The bartender turned his back to get a better view of the TV as Evan sat down on a stool at the bar. Heavyset with a crew cut and in his fifties, you could tell he still thought he had it in him. Maybe he did.
He gave it a minute and then ordered a beer from the bartender’s back. With an exaggerated sigh the guy turned away from the TV and pulled Evan’s beer. Then he walked down and started talking to the three guys at the end of the bar.
The rattle of ice cubes in a glass next to him made him turn his head. One of the guys from the table behind him had come up to the bar and stood a couple of feet away, swirling the last of his drink before tipping it down his neck. The bartender came back down and served him and Evan took the opportunity to get a better look at him.
Tall and Hispanic, he definitely wasn’t one of the regulars. For one, his clothes told you he wasn’t a loser and two, this place was strictly white trash. And this guy was confident walking into a dive like this, where he stuck out like a sore thumb, knowing there was nothing in here he couldn’t deal with. The guy glanced at him and gave him a small nod, then carried the drinks back to his table.
The bartender was about to rejoin the guys at the end when Evan called him back. Automatically he picked up Evan’s glass, then frowned when he saw it was still three-quarters full.
‘I’m looking for somebody.’
‘Uh-huh.’ He cocked his head like he didn’t understand what that information had to do with him. ‘Isn’t everybody?’
‘I think he comes in here.’
The inbreds at the end had stopped talking and were paying close attention to the conversation. The bartender winked at them. They grinned back. They looked like they’d have trouble spelling gum and chewing it at the same time.

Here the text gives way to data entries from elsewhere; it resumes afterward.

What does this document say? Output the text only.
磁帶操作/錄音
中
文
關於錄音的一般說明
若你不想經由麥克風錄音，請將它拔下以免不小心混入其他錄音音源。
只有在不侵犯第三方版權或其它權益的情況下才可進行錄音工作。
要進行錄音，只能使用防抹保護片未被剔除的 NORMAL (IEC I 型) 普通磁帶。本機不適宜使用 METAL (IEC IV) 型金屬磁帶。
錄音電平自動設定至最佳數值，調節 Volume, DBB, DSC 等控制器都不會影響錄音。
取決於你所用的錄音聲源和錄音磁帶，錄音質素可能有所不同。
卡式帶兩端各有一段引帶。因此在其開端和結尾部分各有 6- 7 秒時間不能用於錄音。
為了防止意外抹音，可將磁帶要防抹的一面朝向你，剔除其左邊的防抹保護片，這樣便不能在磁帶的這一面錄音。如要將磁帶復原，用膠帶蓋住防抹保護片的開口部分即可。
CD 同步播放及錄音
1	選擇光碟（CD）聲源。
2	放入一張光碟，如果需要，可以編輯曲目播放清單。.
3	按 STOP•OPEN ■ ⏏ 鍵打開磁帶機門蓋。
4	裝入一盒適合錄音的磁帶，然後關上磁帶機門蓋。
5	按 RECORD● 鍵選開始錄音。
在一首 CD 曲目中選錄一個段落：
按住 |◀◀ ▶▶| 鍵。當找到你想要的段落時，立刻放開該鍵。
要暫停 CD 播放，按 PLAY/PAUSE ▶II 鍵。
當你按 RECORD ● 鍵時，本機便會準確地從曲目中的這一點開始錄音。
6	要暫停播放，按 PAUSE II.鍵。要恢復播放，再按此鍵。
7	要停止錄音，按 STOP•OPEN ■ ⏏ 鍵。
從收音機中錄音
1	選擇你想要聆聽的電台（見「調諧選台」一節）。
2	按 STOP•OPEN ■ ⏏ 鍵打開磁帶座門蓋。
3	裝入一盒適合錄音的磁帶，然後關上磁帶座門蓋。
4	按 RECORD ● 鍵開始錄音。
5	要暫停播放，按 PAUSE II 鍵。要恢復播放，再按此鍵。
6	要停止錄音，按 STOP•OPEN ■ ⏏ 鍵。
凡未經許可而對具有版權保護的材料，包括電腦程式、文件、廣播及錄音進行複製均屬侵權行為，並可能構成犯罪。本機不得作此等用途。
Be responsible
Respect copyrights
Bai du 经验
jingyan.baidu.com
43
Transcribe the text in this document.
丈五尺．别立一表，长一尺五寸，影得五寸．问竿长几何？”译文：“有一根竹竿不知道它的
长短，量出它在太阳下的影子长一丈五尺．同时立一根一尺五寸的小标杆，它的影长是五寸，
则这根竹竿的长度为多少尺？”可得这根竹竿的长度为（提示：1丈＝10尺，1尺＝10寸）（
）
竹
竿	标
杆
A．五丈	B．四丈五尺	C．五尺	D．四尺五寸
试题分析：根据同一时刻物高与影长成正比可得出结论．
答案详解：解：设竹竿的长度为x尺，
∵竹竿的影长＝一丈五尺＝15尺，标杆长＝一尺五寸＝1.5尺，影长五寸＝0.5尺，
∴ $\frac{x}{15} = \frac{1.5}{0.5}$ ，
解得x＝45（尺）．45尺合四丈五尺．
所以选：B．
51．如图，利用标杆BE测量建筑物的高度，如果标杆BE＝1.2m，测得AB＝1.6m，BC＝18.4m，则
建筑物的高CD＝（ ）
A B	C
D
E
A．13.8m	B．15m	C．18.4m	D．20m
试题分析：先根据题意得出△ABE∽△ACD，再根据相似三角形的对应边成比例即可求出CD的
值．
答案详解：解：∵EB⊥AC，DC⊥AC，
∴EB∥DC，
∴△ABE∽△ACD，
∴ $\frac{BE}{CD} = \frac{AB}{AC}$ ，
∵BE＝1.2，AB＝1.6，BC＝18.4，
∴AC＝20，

‘His name’s Richard LaBarre.’
The bartender creased his forehead and tugged his chin as if he was giving it some serious thought, his eyes flicking sideways to the inbreds, then shook his head. ‘Never heard of him.’
There was a titter of laughter from the end of the bar. The bartender gave Evan a big up-yours smile.
‘Everybody calls him Dixie.’
‘That’s nice. Still never heard of him.’ He started to move away.
‘I’ve got a photo of him.’
The bartender made a big fuss of stopping dead in his tracks and turning around. He came back and stood in front of Evan and spread his large hands on the bar. He wore a couple of heavy rings on each hand, the knuckles criss-crossed with faded, and not-so-faded, scars.
‘I’ve got you, his name’s Richard something, everybody calls him Dixie but I’—he jabbed his thumb at his chest—’might know him as Bill or George?’ He turned towards the inbreds at the end of the bar and got a bunch of you-tell-him head nods.
‘Just take a look, will you?’ Evan said wearily, pulling the photo out of his pocket. He put it on the bar top. The bartender peered at it as if he’d placed a steaming dog turd on his nice clean bar, but then his curiosity got the better of him.
‘It’s been cut in half.’
Evan slapped the heel of his hand against his forehead. ‘So that’s what happened to it.’
The bartender gave him a withering scowl. ‘No need to be a smartass.’
‘Do you recognize him?’
The bartender pushed the photo back towards Evan with a large, grubby finger. ‘Sorry.’ He didn’t look sorry at all. ‘Why do you want to find him anyway? You don’t look like a cop.’
‘No, I don’t suppose I do. I’m a private investigator.’
The bartender nodded as if that explained a lot. ‘You working for his wife?’
‘No, just someone who wants to find him.’ Evan got out his wallet and pulled out one of his cards. ‘Can I leave this with you?’
‘What? In case a guy I’ve never heard of or seen in my life happens to pop in one day?’
Evan glanced around the bar and smiled. ‘Who knows? Even if he doesn’t, one of your customers might want to hire me.’
The bartender walked away and laughed over his shoulder. ‘I think you’re about to find out the people who come in here have their own way of dealing with problems.’